Acquired Brain Injury Overview

Acquired Brain Injury is a general term that refers to external or internal damage to the brain after birth. It includes traumatic brain injuries that have resulted from external physical forces, like falls or motor vehicle accidents, as well as internal injuries to the brain induced by strokes, infections, tumors, or oxygen deprivation. According to the Brain Injury Association of America, injuries to the brain that are present at birth or progressive in nature, like Alzheimer’s or Parkinson's disease, typically do not fall into this category.

Though not always visible and sometimes seemingly minor, brain injury is complex. It can cause physical, cognitive, social, or vocational changes that affect an individual for a short period of time or permanently. Some common symptoms resulting from a brain injury are seizures, loss of balance or coordination, difficulty with speech, limited attention and concentration, loss of memory, and loss of organizational and reasoning skills. Symptoms vary widely, depending on the extent and location of the injury, and recovery from a brain injury can be inconsistent.

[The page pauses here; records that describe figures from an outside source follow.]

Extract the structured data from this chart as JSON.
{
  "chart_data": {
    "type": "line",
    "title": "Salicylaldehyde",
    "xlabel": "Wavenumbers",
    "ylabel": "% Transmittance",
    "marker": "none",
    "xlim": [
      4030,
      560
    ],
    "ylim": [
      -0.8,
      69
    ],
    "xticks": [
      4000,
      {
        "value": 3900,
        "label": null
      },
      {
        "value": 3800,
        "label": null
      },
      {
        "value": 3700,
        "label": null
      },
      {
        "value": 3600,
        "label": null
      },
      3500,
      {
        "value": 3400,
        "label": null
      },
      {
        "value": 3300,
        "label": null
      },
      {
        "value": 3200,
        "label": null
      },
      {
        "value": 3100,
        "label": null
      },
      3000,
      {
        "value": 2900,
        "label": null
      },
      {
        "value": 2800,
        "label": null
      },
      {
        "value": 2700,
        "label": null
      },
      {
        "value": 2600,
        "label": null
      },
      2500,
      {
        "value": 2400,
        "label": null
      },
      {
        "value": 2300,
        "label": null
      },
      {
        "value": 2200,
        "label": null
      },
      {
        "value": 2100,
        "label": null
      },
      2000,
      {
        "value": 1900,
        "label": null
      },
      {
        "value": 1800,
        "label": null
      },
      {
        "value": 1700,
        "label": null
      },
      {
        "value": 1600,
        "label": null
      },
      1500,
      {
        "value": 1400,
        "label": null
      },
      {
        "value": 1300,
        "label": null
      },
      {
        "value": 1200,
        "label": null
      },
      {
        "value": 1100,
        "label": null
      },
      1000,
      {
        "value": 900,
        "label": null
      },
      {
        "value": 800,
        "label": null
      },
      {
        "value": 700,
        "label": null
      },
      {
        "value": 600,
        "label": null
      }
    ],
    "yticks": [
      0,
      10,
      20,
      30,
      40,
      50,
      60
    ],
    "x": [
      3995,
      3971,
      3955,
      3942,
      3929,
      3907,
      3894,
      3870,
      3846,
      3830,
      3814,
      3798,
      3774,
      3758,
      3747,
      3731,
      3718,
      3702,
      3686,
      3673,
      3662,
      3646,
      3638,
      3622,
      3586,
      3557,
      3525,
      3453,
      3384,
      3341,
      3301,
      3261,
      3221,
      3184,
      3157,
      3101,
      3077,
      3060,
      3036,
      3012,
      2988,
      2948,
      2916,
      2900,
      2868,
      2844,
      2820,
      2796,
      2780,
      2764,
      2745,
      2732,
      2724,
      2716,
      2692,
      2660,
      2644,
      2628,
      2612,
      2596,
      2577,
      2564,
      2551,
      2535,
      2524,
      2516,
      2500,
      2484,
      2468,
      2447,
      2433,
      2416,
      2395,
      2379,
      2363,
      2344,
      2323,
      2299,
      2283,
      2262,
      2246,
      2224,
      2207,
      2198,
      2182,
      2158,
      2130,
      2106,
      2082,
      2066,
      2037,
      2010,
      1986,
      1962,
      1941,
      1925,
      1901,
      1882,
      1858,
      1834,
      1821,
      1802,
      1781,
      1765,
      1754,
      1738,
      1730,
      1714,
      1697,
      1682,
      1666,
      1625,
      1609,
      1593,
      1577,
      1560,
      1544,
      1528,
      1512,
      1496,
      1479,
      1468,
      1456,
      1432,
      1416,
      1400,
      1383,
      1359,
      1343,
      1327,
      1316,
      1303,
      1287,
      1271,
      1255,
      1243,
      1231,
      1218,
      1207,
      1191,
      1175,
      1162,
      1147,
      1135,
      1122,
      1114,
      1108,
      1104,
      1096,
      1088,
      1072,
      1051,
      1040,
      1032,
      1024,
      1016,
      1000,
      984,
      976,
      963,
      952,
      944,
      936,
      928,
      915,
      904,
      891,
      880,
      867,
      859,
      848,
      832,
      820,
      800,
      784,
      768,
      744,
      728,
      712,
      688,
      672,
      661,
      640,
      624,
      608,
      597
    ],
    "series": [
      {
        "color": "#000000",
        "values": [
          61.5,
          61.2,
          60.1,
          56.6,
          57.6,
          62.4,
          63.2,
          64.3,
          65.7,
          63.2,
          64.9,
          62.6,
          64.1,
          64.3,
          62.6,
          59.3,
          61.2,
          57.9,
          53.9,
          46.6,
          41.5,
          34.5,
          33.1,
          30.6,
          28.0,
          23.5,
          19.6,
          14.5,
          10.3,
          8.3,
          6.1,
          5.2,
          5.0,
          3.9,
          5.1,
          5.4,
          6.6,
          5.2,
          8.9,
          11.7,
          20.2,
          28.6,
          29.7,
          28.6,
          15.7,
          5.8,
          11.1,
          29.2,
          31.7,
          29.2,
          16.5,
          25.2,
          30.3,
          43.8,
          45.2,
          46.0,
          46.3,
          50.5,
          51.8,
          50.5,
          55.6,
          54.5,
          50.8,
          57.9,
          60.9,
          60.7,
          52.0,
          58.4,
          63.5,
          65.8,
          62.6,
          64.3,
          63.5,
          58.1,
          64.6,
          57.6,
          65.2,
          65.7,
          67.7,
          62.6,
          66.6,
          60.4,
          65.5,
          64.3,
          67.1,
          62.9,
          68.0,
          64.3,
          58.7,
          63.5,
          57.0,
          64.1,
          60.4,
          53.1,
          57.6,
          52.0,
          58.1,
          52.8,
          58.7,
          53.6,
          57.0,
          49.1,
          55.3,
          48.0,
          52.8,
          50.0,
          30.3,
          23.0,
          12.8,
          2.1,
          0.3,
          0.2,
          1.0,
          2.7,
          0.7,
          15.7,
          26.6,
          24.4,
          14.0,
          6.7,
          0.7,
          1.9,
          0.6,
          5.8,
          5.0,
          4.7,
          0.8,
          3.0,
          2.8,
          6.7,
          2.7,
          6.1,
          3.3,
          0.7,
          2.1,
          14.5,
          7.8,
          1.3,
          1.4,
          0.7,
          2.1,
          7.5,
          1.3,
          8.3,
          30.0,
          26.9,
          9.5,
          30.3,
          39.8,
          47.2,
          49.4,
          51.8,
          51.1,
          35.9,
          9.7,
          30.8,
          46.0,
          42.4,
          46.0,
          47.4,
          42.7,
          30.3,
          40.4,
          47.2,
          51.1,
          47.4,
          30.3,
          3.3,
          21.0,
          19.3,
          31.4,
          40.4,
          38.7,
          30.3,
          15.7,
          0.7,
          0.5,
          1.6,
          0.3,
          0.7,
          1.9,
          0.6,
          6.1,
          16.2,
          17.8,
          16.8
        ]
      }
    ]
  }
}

If you are a returning student to school after a brain injury, you may find that it is harder to learn and pay attention than before the injury. You may still be recovering and re-learning some of what they have forgotten. It can be frustrating not to be able to do what came easily before. It takes time for the brain to adjust to an injury, so be patient and seek assistance on campus. If your clinician recommends classroom accommodations for you when you return to school, please register with the Disability Programs and Resource Center and share with him or her our documentation guidelines so that we can better understand the limitations you presently experience as a result of the injury.

Some considerations:

  • A traditional intelligence test is not an accurate assessment of cognitive recovery after a brain injury and bears little relationship to the mental processes required for everyday functioning. For example, students with brain injuries might perform well on brief, structured, artificial tasks but have such significant deficits in learning, memory, and executive functions that they may have difficulty coping.
  • Recovery from a brain injury can be inconsistent. A student might take one step forward, two back, do nothing for a while, and then unexpectedly make a series of gains. A "plateau" is not evidence that functional improvement (or decline) has ended.
  • Students with acquired brain injuries may not be able to predict that they will have difficulty with a task post-injury until they have attempted it. Essentially, they have to "re-learn" how they learn.
  • Common accommodations for students with brain injuries are exam modifications, time extensions, audio recorded lectures, instructions presented in more than one way, alternative ways of completing assignments, early syllabus, notetakers, course substitutions, priority registration, study skills and strategies training, and alternative print formats.